Italian diocese defends plans for local mosque

New York

Amid tensions generated by Europe’s rising Muslim presence, it’s increasingly common for the continent’s Christian roots to be invoked as a means of preventing its transformation into what critics deride as “Eurabia,” meaning an outpost of Islamic civilization.

In the Italian diocese of Padua, on the other land, local Catholic leaders are appealing to the same Christian identity to make a very different case – for welcoming the growing Muslim community, including defending its right to construct a mosque.

Padua is a city of 215,000, with a small but growing Muslim minority currently estimated at 6,000. Padua is located in the Veneto region of northern Italy, a political stronghold of the Northern League, a conservative party known for anti-immigration positions. In the recent Italian elections that returned a center-right coalition including the Northern League to power, the party garnered over 8 percent of the national vote – a historic high-water mark.

The current center-left administration in Padua has announced plans to make a piece of land and an unused building available to the Muslim community as a free loan, with the Muslims bearing the cost of converting the building to use as a mosque. Once those expenses have been absorbed, the Muslims would then begin paying rent to the city.

Local officials of the Northern League have denounced the plan as a “gift” to Muslim immigrants, and are collecting signatures on a petition calling for a referendum to block the proposed transfer.
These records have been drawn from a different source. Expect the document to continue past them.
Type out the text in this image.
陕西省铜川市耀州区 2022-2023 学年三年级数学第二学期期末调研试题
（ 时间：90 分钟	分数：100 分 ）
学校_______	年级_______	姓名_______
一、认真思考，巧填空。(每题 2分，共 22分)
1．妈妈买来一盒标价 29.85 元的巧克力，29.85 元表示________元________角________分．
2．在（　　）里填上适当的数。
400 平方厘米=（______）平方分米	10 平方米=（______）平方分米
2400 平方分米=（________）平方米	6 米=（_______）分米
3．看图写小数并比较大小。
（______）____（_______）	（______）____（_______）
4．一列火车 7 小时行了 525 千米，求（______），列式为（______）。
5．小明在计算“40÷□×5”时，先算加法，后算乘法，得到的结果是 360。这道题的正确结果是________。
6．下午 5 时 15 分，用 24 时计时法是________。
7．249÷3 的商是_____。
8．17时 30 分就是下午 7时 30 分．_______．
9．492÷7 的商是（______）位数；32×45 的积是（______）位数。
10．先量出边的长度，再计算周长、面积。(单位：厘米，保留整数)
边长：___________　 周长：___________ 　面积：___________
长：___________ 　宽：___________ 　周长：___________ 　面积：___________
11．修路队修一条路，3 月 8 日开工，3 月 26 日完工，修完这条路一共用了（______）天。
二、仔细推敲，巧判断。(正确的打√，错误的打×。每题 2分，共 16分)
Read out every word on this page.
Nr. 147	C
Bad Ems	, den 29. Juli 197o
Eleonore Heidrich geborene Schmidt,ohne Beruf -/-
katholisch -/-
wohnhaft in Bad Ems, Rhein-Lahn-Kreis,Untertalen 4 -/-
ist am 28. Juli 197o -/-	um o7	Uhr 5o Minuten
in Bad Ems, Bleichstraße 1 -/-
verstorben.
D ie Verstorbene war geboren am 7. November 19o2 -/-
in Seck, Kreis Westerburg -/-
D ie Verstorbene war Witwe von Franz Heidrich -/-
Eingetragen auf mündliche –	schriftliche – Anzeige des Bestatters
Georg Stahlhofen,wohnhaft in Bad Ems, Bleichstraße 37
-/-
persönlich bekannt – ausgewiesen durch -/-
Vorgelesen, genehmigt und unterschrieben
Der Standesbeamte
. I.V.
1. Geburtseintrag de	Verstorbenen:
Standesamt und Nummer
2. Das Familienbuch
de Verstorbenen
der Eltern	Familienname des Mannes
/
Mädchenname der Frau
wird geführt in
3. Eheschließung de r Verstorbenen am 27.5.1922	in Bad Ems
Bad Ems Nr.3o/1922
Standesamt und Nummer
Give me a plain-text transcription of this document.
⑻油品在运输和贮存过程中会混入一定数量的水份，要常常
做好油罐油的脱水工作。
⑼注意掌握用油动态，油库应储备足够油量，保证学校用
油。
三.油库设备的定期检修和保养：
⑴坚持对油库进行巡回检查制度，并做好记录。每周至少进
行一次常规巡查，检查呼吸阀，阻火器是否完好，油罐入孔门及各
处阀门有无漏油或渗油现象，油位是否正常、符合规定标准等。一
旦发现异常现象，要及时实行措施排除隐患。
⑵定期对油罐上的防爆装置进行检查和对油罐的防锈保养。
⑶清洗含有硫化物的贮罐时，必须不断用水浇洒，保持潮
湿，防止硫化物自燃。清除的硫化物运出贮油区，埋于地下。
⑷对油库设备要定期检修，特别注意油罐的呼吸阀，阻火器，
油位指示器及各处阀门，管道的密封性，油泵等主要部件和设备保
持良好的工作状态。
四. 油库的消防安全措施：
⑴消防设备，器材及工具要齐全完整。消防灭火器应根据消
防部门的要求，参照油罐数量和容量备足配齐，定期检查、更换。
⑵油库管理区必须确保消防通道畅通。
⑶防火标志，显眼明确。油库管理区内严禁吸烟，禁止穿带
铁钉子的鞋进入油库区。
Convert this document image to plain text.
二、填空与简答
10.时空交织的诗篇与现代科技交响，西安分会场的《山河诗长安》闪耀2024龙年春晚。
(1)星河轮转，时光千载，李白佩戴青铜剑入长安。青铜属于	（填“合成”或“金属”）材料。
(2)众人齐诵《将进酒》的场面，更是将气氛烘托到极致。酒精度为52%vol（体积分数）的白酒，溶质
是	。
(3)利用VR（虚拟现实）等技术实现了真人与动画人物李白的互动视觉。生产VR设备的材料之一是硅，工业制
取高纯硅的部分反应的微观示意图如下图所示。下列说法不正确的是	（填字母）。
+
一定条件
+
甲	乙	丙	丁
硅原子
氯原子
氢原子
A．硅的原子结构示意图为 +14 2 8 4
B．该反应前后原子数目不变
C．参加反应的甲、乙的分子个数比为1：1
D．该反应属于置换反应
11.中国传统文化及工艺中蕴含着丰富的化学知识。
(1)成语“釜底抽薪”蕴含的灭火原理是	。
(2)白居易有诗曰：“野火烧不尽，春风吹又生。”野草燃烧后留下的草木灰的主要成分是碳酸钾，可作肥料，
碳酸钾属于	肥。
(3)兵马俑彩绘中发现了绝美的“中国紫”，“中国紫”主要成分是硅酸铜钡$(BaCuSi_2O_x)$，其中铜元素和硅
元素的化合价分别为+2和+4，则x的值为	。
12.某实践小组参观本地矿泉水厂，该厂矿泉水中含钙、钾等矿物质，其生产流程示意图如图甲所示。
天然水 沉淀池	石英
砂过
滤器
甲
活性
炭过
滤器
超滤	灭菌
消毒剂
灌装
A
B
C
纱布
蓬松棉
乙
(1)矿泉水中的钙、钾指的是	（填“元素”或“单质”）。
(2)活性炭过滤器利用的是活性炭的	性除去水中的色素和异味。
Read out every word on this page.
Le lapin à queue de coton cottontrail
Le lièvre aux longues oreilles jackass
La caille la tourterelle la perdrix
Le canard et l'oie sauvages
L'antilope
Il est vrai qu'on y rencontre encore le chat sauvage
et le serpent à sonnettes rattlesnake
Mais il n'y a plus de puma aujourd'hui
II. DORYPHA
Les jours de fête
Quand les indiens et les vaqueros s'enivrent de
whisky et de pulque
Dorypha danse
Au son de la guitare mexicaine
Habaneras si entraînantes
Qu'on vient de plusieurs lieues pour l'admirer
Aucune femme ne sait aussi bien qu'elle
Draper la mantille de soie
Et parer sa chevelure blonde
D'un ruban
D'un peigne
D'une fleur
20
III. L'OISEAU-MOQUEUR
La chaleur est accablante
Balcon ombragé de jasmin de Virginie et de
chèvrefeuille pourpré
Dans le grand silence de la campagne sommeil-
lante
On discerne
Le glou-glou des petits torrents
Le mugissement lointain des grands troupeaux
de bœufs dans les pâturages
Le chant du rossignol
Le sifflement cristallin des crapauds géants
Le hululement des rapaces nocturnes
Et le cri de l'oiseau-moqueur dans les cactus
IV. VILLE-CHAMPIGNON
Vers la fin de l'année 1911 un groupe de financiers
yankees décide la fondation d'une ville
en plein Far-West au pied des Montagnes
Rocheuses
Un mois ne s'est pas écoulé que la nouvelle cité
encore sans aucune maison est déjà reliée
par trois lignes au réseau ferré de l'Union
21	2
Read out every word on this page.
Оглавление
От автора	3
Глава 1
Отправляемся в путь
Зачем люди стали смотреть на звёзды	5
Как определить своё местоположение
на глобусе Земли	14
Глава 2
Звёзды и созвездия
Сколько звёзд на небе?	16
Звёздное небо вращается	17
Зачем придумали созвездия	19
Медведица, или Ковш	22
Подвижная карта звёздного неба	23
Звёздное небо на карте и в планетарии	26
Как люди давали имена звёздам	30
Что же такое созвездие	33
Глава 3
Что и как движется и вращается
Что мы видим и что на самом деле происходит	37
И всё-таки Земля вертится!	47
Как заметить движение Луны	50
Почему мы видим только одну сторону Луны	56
In recent days, however, the leadership of the Catholic diocese in Padua has been outspoken in defending the planned mosque, and more broadly calling for a climate of welcome and respect for the city’s Muslim community.

Bishop Antonio Mattiazzo released a statment on Saturday, calling the construction of a mosque an occassion “to learn to live together, even with our differences.”

“It can favor a climate of concord,” Mattiazzo said.

The bishop added that public authorities in Padua can exercise oversight to ensure that the mosque does not become a center of anti-social activity.

“In order to overcome fear and allarism, it would not be harmful to religious freedom if the competent authorities ask for, and make public, guarantees about the activities, the financing and the leadership of these new centers of meeting and prayer.”

Fr. Cesare Contarini, editor of the diocesan newspaper, was even more outspoken in defense of the mosque in a recent editorial.

“As citizens, we can’t refuse a right recognized by our constitution; as Christians, we’re content whenever a man or a woman prays, all the more so when it’s to the one God, albeit known and adored in a very different way.”

Maurizio Conte, a local leader of the Northern League has publicly challenged the position of the diocese, arguing that if the church is favorable to the construction of a mosque, it ought to provide the property rather than the city. He added: “Even if the goods given to the adorers of Allah belonged to the church, I have the impression that many Catholics would have an objection.”

Contarini was blunt in his response.

“Conte is lying and he knows that he’s lying,” Contarini wrote. “It’s clear to everyone that the structure conceded by the mayor to the Muslims will be remodeled at their own expense, and once the costs have been amoritized, they’re the ones who will pay the rent. The point is something else: Does it really make sense to play with religion for political ends?”

Contarini’s reference was to the widely held belief that the Northern League is making an issue of the mosque partly with an eye to local elections in 2009, and its desire to unseat the current center-left administration in Padua.

The Padua diocese maintains a website devoted to Christian/Muslim relations, in Italian, which can be found here: Diocese of Padua, services for Christian-Muslim relations

The site carries a statement about the proposed mosque which begins, “Every society that calls itself civilized must recognize the religiosity of its citizens, because every person has the right to religious freedom.”

Overall, Italy is thought to have a Muslim minority of 1.2 million out of a total national population of 58.6 million. Europe as a whole is estimated to have roughly 15 million Muslims today, a total projected by various sources to rise to 40 million by mid-century, which would represent 15 percent of the total population.